Customers set to pay less for renewable electricity as UK plans ‘biggest electricity market reform in a generation’
The UK Government has opened consultations on the most sweeping set of changes to Britain’s electricity market design in more than a decade, including measures to de-couple global gas prices from the rate consumers pay for renewable electricity.
The consultations, called the Review of Electricity Market Arrangements (REMA) opened today (18 July) and will run until 10 October. REMA is seeking stakeholders’ views on a number of key changes first proposed in the Energy Security Strategy, which was published in April in response to the energy price crisis that began last summer and has been exacerbated by Russia’s war in Ukraine.

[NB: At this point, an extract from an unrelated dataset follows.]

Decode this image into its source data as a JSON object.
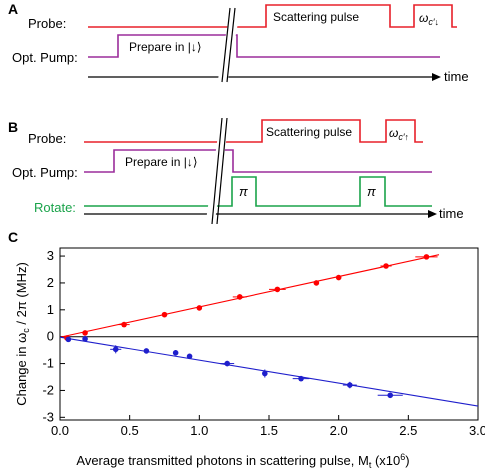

While that Strategy put forward much additional support for North Sea oil and gas and laid the foundation for a U-turn on the Government’s fracking ban, it also increased targets on clean energy, with updated 2030 ambitions for offshore wind, low-carbon hydrogen and nuclear.
Many of the issues covered by REMA cover the environmental prong of the so-called energy trilemma, which also covers energy security as well as costs. The REMA documents state that delivering a net-zero wholesale market and mass low-carbon power are two of the core outcomes sought from the changes. Other core outcomes are increased flexibility, capacity adequacy and better operability.

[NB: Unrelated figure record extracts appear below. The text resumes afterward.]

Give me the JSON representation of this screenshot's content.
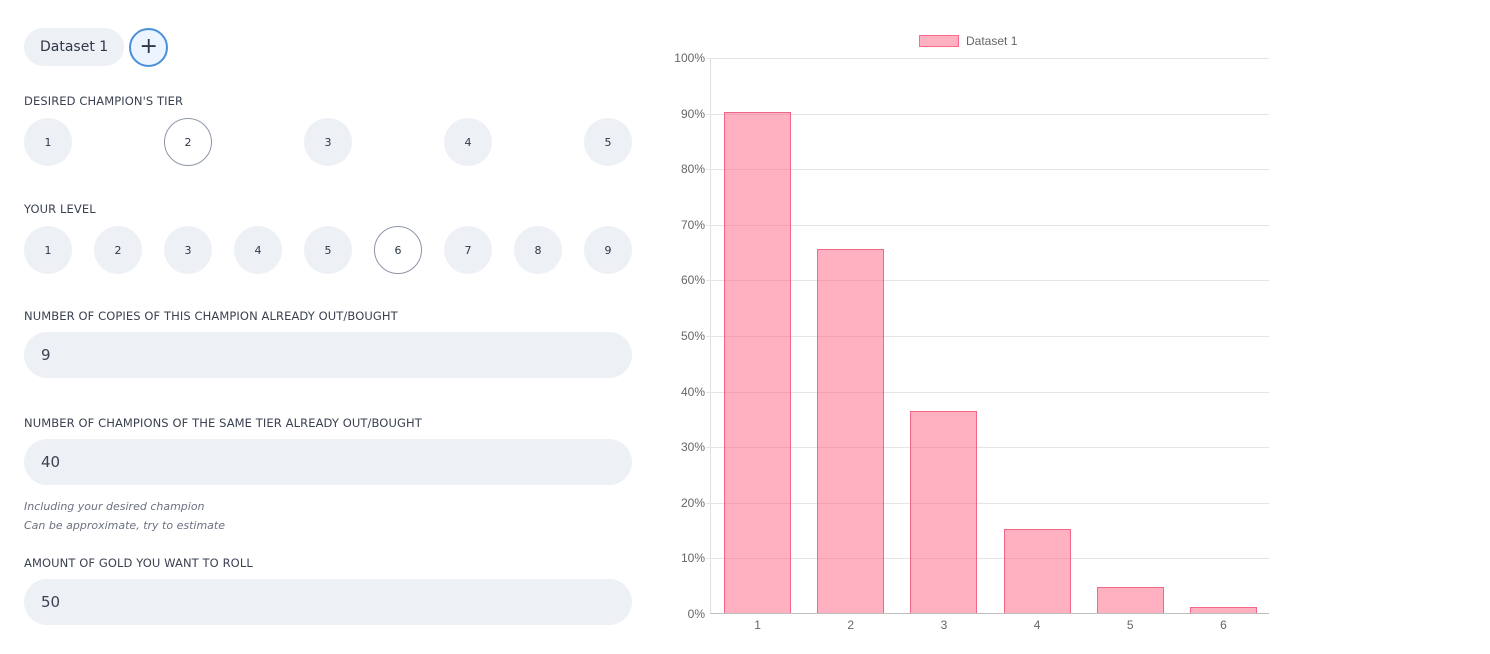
{
  "tabs": {
    "items": [
      {
        "label": "Dataset 1",
        "active": true
      }
    ],
    "add_label": "+"
  },
  "tier": {
    "label": "Desired champion's tier",
    "options": [
      "1",
      "2",
      "3",
      "4",
      "5"
    ],
    "selected": "2"
  },
  "level": {
    "label": "Your level",
    "options": [
      "1",
      "2",
      "3",
      "4",
      "5",
      "6",
      "7",
      "8",
      "9"
    ],
    "selected": "6"
  },
  "copies": {
    "label": "Number of copies of this champion already out/bought",
    "value": "9"
  },
  "same_tier": {
    "label": "Number of champions of the same tier already out/bought",
    "value": "40",
    "hint_1": "Including your desired champion",
    "hint_2": "Can be approximate, try to estimate"
  },
  "gold": {
    "label": "Amount of gold you want to roll",
    "value": "50"
  },
  "colors": {
    "bar_fill": "#fbb0c0",
    "bar_border": "#f0607f",
    "input_bg": "#edf0f5",
    "accent": "#4a90d9"
  },
  "chart_data": {
    "type": "bar",
    "title": "",
    "legend": [
      "Dataset 1"
    ],
    "legend_position": "top",
    "categories": [
      "1",
      "2",
      "3",
      "4",
      "5",
      "6"
    ],
    "series": [
      {
        "name": "Dataset 1",
        "values": [
          90.2,
          65.5,
          36.3,
          15.1,
          4.7,
          1.0
        ]
      }
    ],
    "xlabel": "",
    "ylabel": "",
    "ylim": [
      0,
      100
    ],
    "yticks": [
      "0%",
      "10%",
      "20%",
      "30%",
      "40%",
      "50%",
      "60%",
      "70%",
      "80%",
      "90%",
      "100%"
    ],
    "grid": true
  }
}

For instance, the Government is consulting on how best to de-couple global gas prices from electricity prices. Prime Minister Boris Johnson spoke out in favour of change at last month’s G7 Summit in Germany.

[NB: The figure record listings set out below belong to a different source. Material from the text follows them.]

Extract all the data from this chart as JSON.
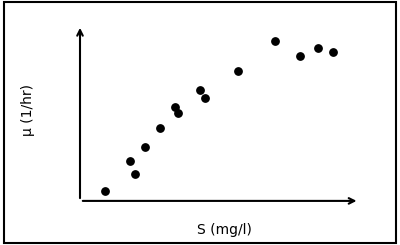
{
  "x": [
    1.0,
    2.0,
    2.2,
    2.6,
    3.2,
    3.8,
    3.9,
    4.8,
    5.0,
    6.3,
    7.8,
    8.8,
    9.5,
    10.1
  ],
  "y": [
    0.05,
    0.21,
    0.14,
    0.28,
    0.38,
    0.49,
    0.46,
    0.58,
    0.54,
    0.68,
    0.84,
    0.76,
    0.8,
    0.78
  ],
  "xlabel": "S (mg/l)",
  "ylabel": "μ (1/hr)",
  "dot_color": "#000000",
  "dot_size": 28,
  "bg_color": "#ffffff",
  "border_color": "#000000",
  "xlim": [
    0,
    11.5
  ],
  "ylim": [
    0,
    0.95
  ],
  "xlabel_fontsize": 10,
  "ylabel_fontsize": 10
}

In the UK, wholesale electricity prices are informed by gas prices, partly due to the historic and present extent of gas-fired generation in the energy mix. It has been pointed out that this is not fair on domestic and business customers who purchase 100% renewable energy, which is likely to be cheaper. This unfairness will only become more pronounced in the future as unabated gas-fired electricity generation is phased out in the UK through to 2035.
REMA proposes ‘locational wholesale pricing’, whereby prices in each location in the transition network vary. The documents note that this approach has already been successful in some parts of the USA, New Zealand and Canada. If this change were implemented, there would still be a central dispatch process.
The REMA documents state: “Locational wholesale prices would send strong locational investment signals for all generation, storage and demand which is exposed to the wholesale price to site in locations that reduce system costs. This would enable more efficient network development, through increased transparency of where network constraints are, how frequently they occur, and their economic importance. It could also bring some first-of-akind low carbon technologies to new locations.”
Business and Energy Secretary Kwasi Kwarteng said: “We’ve just seen the price of offshore UK wind power fall to an all-time low and gas is a shrinking portion of our electricity generating mix, so we need to explore ways of ensuring the electricity market is adapting to the times.”
The Energy Security Strategy and subsequent Energy Security Bill were broadly criticised for missing opportunities to improve energy efficiency – both by improving the fabric of buildings and by encouraging behaviour change. This is despite the fact that energy efficiency contributes to solutions under all parts of the energy trilemma.
One measure under consideration through REMA are incentives for customers to avoid drawing energy from the grid when demand is high, for activities such as electric vehicle (EV) charging. REMA acknowledges that there are, at present, “limited market signals for electricity demand reduction” and that a joined-up, at-scale approach will be needed to help business and domestic energy consumers see the financial returns of either using less energy, or ‘flexing’ their energy consumption to use the grid at periods of low demand and low carbon intensity in the electricity mix.
Options on the table include considering whether energy efficiency projects can compete in the UK’s Capacity Market, subject to “significant changes” to market rules, and making it easier for distribution networks to contribute funding to energy efficiency schemes where it reduces network costs.
Another option is a flexibility-focused obligation for electricity suppliers, mandating the provision of low-carbon electricity and the provision of methods to help reduce demand during peak times. Such an obligation, the ‘Clean Peak Standard’, is already used in Massachusetts.
The REMA documents acknowledge that technologies such as battery storage and low-carbon hydrogen production will be necessary to scale flexibility at the rate needed to meet climate goals while maintaining energy security and keeping costs down (partly by avoiding inertia costs associated with wasting clean electricity).
On storage, REMA respondents are asked how best to reshape the wholesale and balancing markets to reduce incentives for charging and discharging frequently, shifting instead to longer-duration storage. This may involve changes to Capacity Market contracts. Respondents are also asked how to incentivise the co-location of storage with low-carbon generation in a way that minimises costs.
The Department for Business, Energy and Industrial Strategy (BEIS) is hosting the REMA In partnership with regulator Ofgem. The organisations expect to publish a response this winter, after “further developing, refining and narrowing down options” based on the consultation responses. Changes could, therefore, be implemented in the last quarter of 2022 or the first quarter of 2023 at the earliest.